Warren accuses several GOP lawmakers of making a “swift effort to shut down the investigation before any evidence becomes public.”

On Thursday Lexington resident and Green Party presidential candidate Dr. Jill Stein entered the mix, vowing that, if elected, she will get to the bottom of the alleged global warming shenanigans:

Meanwhile, the Massachusetts Attorney General continues to press her case.  The fact ExxonMobil does not base any of its business inside Massachusetts does not appear to be hampering Healey’s efforts to investigate the company under Massachusetts consumer protection laws. The company is fighting Healey via an injunction filed in Texas Court, while Healey is working to try to have the case moved to Massachusetts.

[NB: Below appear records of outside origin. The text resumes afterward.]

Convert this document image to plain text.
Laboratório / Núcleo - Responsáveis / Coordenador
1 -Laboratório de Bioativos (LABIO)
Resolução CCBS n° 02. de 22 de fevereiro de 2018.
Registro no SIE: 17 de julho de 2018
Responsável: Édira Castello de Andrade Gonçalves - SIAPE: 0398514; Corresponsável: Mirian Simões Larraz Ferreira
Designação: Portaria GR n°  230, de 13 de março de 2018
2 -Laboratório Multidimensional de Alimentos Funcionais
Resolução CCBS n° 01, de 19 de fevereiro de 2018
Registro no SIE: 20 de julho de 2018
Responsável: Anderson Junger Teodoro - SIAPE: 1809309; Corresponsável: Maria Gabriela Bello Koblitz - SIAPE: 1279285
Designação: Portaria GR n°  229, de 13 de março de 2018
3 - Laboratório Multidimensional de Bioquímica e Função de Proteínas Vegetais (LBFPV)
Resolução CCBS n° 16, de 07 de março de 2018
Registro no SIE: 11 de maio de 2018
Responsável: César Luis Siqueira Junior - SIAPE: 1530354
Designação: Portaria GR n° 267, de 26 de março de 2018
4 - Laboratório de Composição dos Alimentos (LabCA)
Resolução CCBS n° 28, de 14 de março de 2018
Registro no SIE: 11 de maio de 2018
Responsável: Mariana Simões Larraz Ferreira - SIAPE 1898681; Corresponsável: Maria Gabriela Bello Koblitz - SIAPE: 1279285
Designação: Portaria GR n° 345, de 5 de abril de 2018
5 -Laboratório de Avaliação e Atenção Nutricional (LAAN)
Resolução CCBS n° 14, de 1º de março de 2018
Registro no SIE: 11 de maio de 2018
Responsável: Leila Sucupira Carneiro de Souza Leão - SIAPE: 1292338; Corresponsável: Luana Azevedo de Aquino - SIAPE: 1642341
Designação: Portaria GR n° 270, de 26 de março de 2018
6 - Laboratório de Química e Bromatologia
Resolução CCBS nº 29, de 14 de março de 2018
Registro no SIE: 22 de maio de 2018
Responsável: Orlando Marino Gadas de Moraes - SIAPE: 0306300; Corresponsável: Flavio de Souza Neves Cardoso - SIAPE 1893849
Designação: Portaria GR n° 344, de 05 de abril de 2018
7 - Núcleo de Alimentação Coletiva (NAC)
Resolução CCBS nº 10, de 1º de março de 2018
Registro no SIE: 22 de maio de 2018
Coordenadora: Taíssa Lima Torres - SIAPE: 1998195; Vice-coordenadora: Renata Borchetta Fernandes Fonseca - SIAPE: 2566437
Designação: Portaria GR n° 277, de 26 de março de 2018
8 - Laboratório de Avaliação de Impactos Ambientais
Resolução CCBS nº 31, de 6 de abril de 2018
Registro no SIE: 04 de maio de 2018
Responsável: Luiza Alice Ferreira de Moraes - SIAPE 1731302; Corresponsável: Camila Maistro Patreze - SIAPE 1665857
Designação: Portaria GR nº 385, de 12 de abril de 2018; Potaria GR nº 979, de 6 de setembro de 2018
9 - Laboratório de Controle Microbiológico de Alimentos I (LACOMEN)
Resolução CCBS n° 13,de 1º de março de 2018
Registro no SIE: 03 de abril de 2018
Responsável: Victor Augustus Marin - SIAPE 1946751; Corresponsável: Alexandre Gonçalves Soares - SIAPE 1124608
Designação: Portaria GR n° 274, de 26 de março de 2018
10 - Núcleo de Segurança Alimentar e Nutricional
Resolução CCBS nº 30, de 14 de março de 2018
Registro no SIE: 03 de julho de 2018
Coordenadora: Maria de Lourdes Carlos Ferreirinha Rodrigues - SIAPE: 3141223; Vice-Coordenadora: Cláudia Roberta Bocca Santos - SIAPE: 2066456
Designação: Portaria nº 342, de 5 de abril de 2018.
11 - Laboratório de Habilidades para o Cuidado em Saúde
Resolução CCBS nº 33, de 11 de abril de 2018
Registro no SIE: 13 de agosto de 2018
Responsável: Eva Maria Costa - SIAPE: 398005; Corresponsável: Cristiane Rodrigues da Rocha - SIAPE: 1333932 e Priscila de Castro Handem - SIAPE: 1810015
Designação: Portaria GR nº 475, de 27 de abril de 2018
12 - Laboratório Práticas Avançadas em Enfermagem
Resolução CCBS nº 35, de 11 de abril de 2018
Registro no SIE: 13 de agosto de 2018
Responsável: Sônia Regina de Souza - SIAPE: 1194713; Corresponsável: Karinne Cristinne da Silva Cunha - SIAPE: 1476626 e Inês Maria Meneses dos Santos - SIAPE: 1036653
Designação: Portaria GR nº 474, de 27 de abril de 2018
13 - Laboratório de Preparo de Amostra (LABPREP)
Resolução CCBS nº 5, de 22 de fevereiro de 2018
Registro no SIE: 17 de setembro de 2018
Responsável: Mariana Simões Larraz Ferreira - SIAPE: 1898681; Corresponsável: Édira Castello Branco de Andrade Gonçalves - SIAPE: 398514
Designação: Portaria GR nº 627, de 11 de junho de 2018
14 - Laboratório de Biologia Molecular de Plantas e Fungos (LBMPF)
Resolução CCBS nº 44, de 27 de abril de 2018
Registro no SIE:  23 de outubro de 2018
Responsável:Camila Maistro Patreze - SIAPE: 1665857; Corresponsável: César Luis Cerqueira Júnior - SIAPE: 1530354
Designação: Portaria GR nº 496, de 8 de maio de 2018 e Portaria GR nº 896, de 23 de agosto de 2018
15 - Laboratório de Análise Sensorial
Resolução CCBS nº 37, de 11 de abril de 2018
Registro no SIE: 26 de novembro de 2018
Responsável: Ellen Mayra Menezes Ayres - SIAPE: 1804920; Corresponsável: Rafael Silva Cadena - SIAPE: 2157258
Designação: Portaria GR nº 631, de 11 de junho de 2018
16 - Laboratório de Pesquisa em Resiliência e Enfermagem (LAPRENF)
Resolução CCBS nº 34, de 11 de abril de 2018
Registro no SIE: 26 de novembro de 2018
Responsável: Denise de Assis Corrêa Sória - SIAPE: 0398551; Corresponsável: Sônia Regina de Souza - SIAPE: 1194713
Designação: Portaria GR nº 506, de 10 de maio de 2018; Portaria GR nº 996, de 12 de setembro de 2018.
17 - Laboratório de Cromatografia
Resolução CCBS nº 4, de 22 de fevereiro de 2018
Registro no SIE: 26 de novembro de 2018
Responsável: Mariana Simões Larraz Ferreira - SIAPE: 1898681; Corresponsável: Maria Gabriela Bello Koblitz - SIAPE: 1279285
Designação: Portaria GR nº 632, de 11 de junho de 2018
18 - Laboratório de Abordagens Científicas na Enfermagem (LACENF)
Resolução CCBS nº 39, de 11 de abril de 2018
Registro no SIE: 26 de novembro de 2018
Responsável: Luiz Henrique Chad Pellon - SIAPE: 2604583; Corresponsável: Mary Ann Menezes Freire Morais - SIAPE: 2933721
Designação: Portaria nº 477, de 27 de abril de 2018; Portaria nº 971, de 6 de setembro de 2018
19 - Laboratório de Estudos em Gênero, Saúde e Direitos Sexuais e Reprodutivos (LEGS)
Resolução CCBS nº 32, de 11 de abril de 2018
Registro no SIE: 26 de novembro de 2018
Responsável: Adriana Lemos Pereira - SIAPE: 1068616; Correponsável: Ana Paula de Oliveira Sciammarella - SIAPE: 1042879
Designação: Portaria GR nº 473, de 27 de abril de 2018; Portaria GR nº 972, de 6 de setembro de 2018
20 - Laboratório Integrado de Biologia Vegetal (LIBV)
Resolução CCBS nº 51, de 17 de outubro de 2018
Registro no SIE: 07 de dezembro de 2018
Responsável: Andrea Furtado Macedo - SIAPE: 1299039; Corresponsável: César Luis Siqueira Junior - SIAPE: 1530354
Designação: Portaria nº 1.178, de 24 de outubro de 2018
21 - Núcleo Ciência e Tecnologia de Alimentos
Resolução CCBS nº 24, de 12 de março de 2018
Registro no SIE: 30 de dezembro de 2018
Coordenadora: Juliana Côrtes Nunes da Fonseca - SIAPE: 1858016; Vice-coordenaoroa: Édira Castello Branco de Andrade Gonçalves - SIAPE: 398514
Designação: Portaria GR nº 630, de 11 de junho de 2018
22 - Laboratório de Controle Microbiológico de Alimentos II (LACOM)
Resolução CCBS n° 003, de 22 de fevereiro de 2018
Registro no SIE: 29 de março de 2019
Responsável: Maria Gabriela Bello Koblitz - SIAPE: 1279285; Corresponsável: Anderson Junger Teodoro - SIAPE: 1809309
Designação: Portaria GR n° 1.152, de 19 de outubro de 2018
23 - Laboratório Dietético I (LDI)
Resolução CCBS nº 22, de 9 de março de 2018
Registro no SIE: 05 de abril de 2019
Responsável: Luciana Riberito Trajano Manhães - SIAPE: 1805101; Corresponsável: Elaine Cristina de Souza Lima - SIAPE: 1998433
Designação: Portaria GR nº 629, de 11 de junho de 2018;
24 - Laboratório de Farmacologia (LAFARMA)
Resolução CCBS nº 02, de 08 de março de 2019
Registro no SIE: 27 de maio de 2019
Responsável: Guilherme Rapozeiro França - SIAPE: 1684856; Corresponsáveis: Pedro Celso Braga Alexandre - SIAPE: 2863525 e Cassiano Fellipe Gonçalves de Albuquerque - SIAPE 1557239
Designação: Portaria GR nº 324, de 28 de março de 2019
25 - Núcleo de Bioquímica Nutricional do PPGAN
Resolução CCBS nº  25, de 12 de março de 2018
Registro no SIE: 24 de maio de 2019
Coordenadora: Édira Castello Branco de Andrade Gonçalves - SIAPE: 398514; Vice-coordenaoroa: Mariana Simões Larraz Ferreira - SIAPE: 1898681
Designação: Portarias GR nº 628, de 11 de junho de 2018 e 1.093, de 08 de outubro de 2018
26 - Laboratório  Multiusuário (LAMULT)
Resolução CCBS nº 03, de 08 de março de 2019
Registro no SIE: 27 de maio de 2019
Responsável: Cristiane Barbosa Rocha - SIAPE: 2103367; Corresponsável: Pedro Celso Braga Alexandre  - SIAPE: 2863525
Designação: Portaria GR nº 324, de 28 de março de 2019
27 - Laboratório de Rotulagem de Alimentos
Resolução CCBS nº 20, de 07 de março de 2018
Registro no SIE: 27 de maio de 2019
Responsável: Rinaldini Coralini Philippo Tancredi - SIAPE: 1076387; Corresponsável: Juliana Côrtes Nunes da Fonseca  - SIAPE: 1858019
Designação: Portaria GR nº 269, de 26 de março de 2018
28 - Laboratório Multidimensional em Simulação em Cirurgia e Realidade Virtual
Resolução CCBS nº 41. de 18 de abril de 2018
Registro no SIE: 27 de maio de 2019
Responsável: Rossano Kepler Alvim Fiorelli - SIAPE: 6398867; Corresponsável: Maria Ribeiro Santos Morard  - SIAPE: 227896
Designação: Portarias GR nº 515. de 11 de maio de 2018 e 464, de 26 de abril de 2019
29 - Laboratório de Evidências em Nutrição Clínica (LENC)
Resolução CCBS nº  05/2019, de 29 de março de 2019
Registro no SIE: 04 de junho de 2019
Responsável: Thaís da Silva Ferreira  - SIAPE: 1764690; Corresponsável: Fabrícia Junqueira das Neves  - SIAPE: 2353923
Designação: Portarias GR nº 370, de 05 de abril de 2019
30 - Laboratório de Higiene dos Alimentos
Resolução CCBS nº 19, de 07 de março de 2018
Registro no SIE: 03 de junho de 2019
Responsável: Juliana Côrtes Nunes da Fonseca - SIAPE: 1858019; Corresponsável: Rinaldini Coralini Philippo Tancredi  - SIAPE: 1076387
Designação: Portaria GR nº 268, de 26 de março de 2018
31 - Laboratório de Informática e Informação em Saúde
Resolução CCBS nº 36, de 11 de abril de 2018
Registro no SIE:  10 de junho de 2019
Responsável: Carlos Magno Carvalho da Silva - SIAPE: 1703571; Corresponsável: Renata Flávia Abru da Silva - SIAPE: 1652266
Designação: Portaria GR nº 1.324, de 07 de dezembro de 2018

In May Warren, Whitehouse and several other Democratic members of Congress compared ExxonMobil’s tactics to those employed by the tobacco industry, claiming the opposition “reprises the tobacco lawsuit’s own early history of efforts from Congress to discourage or interfere with that lawsuit in order to protect the tobacco industry.”

Kevin Ewing, an attorney with a Houston law firm which has previously represented the interests of energy companies, responded in June by pointing out a key detail.

“Tobacco was shown to cause specific harm to specific individuals,” he added. “Not so with climate change, where we cannot yet discern the factual connection between a company’s conduct and individual harm, even though we can observe the global effects of climate change at large.”